“Ey Efendi,… şimdi kulunu selâmetle salıverirsin.”
(7.02.2021)
«Ey Efendi, sözüne göre şimdi kulunu selâmetle salıverirsin. Çünkü …kurtuluşunu gözlerim gördü.» Luka İncili’nden alıntı olan bu sözleri her Akşam Duasında dinlemekteyiz. (Luka 2:29-32) Kutsal İncil Yazarı Elçi Luka, Yeruşalim Tapınağındaki aziz Şimon’un, bu sözlerle, Doğuş’undan kırk gün sonra bebek İsa’yı görüp kucağına almayı kendisini lâyık kılan Tanrı’yı övüp şükrettiğini anlatıyor.
Peki, Rab tarafından bu büyük onura layık görülen Şimon kimdi? O, sadık ve dindar bir adamdı, İsrail halkına kurtuluş verecek olan Mesih’in dünyaya gelişiyle ilgili Yeşaya ve diğer peygamberlerin sözlerinin gerçekleşmesini içtenlikle bekliyordu. Aziz Şimon, Kutsal Ruh’tan Kurtarıcı Mesih’i kendi gözleriyle görene kadar bu dünyadan ayrılmayacağına dair bir söz aldı. Kutsal Ruh, hayalini kurduğu günün geldiğini ona söylediğinde, Şimon’un sevincinin ve kalbindeki duygulanmanın ne kadar büyük olduğu açık oluyor. Aziz Şimon, derin yaşlılığına kadar hayatı boyunca Beklediği’ni karşılamak için tapınağa aceleyle gitti. Tanrıdoğuran Meryem ve Yusuf’un kırk günlük ilahî Bebeğini tapınağa getirdiklerini gördüğünde ise, O’nu hemen Mesih olarak tanıdı. Aziz Büyük Vasilios’un yazdığı gibi, Bebek İsa’nın ilahi gücü Şimon’un ruhsal gözlerini aydınlattı ve onu Kurtarıcı’yı görmeyle onurlandırdı. Aziz, Karşısındaki’nin sıradan bir bebek olmadığını anlıyor ve O’nun Tanrı olduğunu hissediyor. Bu duyguyla aziz Şimon kollarını kaldırıyor, İsa’yı kucağına alıyor ve Tanrı’ya şu sözlerle övgüler sunuyor:
«Ey Efendi, sözüne göre şimdi kulunu selâmetle salıverirsin. Çünkü bütün halkların önünde hazırlamış olduğun, milletleri aydınlatacak ışığı ve halkın İsrâil’in izzeti olan kurtuluşunu gözlerim gördü.» (Luka 2:29-32).

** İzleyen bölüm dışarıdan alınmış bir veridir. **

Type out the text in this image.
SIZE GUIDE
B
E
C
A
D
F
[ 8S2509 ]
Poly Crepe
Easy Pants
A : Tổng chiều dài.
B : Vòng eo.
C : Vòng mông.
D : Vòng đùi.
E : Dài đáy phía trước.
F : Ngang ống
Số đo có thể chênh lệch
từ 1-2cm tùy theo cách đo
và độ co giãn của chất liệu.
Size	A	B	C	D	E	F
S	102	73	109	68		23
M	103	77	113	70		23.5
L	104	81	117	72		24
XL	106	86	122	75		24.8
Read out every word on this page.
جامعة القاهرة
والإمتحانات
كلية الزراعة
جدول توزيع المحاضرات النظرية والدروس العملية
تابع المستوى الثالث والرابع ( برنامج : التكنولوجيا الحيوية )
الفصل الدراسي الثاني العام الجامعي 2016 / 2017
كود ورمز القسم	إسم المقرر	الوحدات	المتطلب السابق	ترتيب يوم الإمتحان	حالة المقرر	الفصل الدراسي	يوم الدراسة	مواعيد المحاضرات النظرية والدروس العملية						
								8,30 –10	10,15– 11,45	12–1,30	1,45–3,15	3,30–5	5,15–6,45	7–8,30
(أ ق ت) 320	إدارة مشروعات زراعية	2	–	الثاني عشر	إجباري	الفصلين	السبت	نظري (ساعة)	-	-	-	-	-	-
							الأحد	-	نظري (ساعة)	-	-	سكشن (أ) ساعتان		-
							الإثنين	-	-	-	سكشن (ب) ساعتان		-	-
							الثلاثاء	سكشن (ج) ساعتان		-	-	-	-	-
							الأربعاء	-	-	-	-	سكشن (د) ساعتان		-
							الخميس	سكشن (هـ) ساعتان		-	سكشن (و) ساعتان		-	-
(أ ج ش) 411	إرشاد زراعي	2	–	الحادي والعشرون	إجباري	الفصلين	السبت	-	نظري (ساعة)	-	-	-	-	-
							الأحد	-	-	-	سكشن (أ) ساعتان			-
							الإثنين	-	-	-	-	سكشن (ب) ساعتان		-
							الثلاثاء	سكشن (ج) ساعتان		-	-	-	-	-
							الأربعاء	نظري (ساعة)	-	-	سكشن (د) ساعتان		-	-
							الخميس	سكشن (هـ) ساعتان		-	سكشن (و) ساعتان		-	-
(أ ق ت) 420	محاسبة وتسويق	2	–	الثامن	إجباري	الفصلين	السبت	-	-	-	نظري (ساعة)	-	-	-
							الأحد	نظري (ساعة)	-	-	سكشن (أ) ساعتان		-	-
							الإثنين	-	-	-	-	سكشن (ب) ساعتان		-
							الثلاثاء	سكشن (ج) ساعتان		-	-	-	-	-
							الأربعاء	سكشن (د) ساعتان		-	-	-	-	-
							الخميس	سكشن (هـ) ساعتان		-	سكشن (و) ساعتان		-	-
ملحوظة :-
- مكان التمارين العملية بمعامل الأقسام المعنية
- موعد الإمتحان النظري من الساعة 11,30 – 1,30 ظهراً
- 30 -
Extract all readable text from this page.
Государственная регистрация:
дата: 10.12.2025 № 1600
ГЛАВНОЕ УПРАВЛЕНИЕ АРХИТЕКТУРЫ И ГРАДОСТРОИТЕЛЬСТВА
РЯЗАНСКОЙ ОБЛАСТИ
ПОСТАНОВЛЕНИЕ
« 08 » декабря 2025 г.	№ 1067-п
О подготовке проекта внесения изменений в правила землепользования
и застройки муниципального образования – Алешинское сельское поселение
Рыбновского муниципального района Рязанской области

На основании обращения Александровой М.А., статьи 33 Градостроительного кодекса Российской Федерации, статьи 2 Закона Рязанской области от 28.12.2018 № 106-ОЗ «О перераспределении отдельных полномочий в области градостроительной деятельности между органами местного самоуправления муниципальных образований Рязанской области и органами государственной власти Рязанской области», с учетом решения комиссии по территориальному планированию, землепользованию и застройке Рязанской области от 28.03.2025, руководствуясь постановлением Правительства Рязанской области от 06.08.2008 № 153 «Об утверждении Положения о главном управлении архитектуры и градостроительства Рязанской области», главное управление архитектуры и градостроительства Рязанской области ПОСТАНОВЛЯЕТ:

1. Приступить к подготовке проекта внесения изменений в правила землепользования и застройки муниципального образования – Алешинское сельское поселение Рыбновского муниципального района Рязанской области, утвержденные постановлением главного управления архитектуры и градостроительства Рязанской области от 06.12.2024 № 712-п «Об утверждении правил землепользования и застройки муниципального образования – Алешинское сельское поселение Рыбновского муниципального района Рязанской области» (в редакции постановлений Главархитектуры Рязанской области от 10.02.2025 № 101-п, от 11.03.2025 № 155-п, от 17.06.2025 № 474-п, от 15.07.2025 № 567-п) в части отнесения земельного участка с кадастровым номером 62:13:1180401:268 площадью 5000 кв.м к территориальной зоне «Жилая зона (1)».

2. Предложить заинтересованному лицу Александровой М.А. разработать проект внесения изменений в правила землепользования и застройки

Aziz Şimon’un Duası olarak bilinen bu ilahi, Kutsal Kitabın en güzel ilahilerinden biri olarak görülüyor. Birçok aziz Kilise pederi onun derin anlamını ortaya çıkaran açıklamalar yazmıştır. Ve sonuç olarak bu ilahi, Kilise’mizin Akşam Duasına yerleştirilmiştir. Kısaca Aziz Şimon’un konuşmasının temel güdülerini inceleyelim:
-İnsan ruhu Mesih ile buluşmayı ateşli bir şekilde arzuluyor.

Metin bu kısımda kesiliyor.